The Pooch just huffs in disgust.

At Jake’s glance, Cougar just tilts away the hat brim:  _No way._

“But Roque could pull out his third-biggest knife and make _anybody_ pee their pants--”

Cougar huffs a soft noise down his nose.  Roque is an even worse fit for any role in anybody’s Security team.  Not boring enough.  He’s way too fucking scary to be merely somebody’s evil Security chief with a knife fetish.

“Hey, Clay could cover just fine as the tour manager,” Jake says, trailing off as if he knows it’s just a last, weak effort and nobody will buy that either.

“Until Aisha shows up and nails some poor dumb fucker who’s somebody else’s ex,” the Pooch says.

“With a flamethrower,” Roque says flatly.

“Yeah, old school, gotta love it,” the Pooch agrees.

Jake sighs.

“Give it up, the dream is dead,” the Pooch says.  “Bad roadie, no cookie for you.”

“But really short-term, Clay could cover that pretty well.  Maybe as a really sketchy, scroungy band manager--” Jake says.  He doesn’t fold in cards either, the damn fool.

“Too late, you’d already know it when Clay’s fighting with his other girlfriends and getting all Hong Kong movie rock-‘em-sock-’em.  Then, hell, Aisha shows up in the middle of _that,_ your cover’s well and truly blown,” Roque says.  His voice sounds calculating, distant, the way he talks about dog and cockfights.  That means he’s thinking about betting on the odds with somebody.  Or several of them.  He must know something they don’t.

“Yeah, _she_ doesn’t exactly slide under the radar,” Jake agrees.  “But hey, don’t all bands have the crazy hanger-on chick?”

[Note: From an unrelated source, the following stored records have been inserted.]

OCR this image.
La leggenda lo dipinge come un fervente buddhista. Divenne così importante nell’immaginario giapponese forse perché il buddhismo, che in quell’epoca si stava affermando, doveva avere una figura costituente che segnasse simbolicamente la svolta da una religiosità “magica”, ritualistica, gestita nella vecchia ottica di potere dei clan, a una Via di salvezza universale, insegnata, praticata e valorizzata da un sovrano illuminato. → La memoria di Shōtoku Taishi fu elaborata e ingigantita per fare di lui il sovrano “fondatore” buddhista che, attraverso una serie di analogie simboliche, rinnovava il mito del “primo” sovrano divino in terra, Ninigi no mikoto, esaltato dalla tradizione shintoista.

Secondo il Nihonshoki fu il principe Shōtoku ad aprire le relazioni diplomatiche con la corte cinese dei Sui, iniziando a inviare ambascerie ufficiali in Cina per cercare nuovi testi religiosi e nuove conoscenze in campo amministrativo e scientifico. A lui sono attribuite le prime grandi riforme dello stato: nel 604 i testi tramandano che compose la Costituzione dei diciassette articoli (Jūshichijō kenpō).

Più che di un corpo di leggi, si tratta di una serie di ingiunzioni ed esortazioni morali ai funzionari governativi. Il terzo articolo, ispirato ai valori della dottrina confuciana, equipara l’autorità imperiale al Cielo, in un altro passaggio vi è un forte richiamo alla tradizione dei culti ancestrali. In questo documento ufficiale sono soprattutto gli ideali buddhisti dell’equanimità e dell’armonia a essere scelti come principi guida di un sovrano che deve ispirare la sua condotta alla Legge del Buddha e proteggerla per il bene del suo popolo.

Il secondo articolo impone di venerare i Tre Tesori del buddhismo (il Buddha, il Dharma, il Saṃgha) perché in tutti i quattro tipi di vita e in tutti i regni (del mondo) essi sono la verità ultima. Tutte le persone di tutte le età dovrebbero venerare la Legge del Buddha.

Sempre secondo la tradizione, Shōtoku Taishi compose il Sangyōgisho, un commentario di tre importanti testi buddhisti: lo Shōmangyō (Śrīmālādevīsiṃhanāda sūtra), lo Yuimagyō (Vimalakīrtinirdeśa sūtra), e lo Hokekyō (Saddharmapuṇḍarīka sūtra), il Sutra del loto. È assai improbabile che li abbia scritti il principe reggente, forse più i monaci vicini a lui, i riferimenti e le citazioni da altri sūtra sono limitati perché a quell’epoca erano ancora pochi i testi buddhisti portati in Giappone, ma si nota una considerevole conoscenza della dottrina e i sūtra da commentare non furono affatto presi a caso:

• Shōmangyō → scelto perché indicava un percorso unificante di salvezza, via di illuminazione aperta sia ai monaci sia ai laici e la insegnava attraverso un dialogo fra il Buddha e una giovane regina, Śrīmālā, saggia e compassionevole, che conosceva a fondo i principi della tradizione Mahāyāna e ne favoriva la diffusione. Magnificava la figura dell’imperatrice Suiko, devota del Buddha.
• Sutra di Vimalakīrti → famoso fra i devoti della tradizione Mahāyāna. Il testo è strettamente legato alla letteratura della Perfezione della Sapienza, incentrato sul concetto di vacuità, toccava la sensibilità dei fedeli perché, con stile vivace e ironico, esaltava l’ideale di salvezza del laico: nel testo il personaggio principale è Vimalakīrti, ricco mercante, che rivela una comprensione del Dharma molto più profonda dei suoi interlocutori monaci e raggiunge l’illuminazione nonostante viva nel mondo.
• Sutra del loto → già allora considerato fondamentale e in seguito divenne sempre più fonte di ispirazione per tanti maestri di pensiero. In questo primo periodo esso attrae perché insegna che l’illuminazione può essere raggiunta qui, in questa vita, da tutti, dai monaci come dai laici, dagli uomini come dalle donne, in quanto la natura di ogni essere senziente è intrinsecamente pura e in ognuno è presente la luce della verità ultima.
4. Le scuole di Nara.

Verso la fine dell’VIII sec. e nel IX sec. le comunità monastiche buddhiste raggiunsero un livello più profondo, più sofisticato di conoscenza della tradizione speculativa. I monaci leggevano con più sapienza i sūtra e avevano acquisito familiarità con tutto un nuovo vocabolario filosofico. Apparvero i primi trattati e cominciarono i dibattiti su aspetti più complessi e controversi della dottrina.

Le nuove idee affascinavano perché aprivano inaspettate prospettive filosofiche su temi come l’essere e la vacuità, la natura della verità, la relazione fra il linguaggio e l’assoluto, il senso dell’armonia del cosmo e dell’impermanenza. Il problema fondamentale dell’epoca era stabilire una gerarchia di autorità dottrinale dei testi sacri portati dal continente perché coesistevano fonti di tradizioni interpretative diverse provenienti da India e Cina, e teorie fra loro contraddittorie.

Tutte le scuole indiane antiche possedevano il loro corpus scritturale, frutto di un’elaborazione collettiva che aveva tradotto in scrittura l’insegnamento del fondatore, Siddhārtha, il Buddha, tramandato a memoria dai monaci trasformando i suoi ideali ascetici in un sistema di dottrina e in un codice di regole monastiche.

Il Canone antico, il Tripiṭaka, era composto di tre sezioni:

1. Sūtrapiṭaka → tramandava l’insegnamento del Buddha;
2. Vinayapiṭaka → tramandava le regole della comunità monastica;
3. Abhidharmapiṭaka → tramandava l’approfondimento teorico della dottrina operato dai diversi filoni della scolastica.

The Pooch sighs.  “So, you’re in a yellow Hummer playing as a band, you’re trying to play _music,_ right?  Right, man? _S_ o where’s your _musicians?_   Where’s the _band_ in the band?”

“Hey, hey now, gotcha keyboards, right here,” Jake says, flapping both hands at the Pooch.

The Pooch snorts.  “Naaa, you can’t sing for shit, and even a crummy _one-Hummer_ band manager won’t sign some pathetic spazz who can’t dance and sings like those goddamn bullfrogs in those goddamned slimy water jars.”

“At least you know the water isn’t poisoned,” says Roque, dead-pan.

“Oh, so you’ve been in some of the _fun_ places too,” says the Pooch.

“No thanks to the Company and their goddamn stupid ideas,” says Roque.

“Shit, we ain’t even got a lead or a bass or anybody who can _dance.”_

Jake just waves at Cougar.  “Oh, no problem.”

“Cougar _won’t_ dance.  Doesn’t matter, cause he just _won’t.”_

“And you’re right, it doesn’t matter.  He can just... _lean_ into the mike.  Ask yourself, who’s the serious chick magnet?”

“Right, and what kinda music would the Man lower himself to perform live?  Right.  _Everybody_ would assume fuckin’ Dead-Eye Dick here in the leather vest is a finicky soloist who just plays dainty _classical_ guitar and maybe _sitar_ and some weird kinda drums,” the Pooch agrees in that tone which ridicules every word he’s uttering.  “Like teeny _marimbas_ or something.”

“Santana,” Cougar says mildly, and everybody looks at him.

“Okay, yeah, _that_ I’d believe,” Jake says.

“Oh hell,” the Pooch says, flinging up his arms and turning away.

“Chocolate,” Cougar says patiently.

“Even with electrocution?” the Pooch says.

Cougar smiles.

“Oh hell, TMI, just get the hell outta here, I don’t need to know _any_ of this,” the Pooch says.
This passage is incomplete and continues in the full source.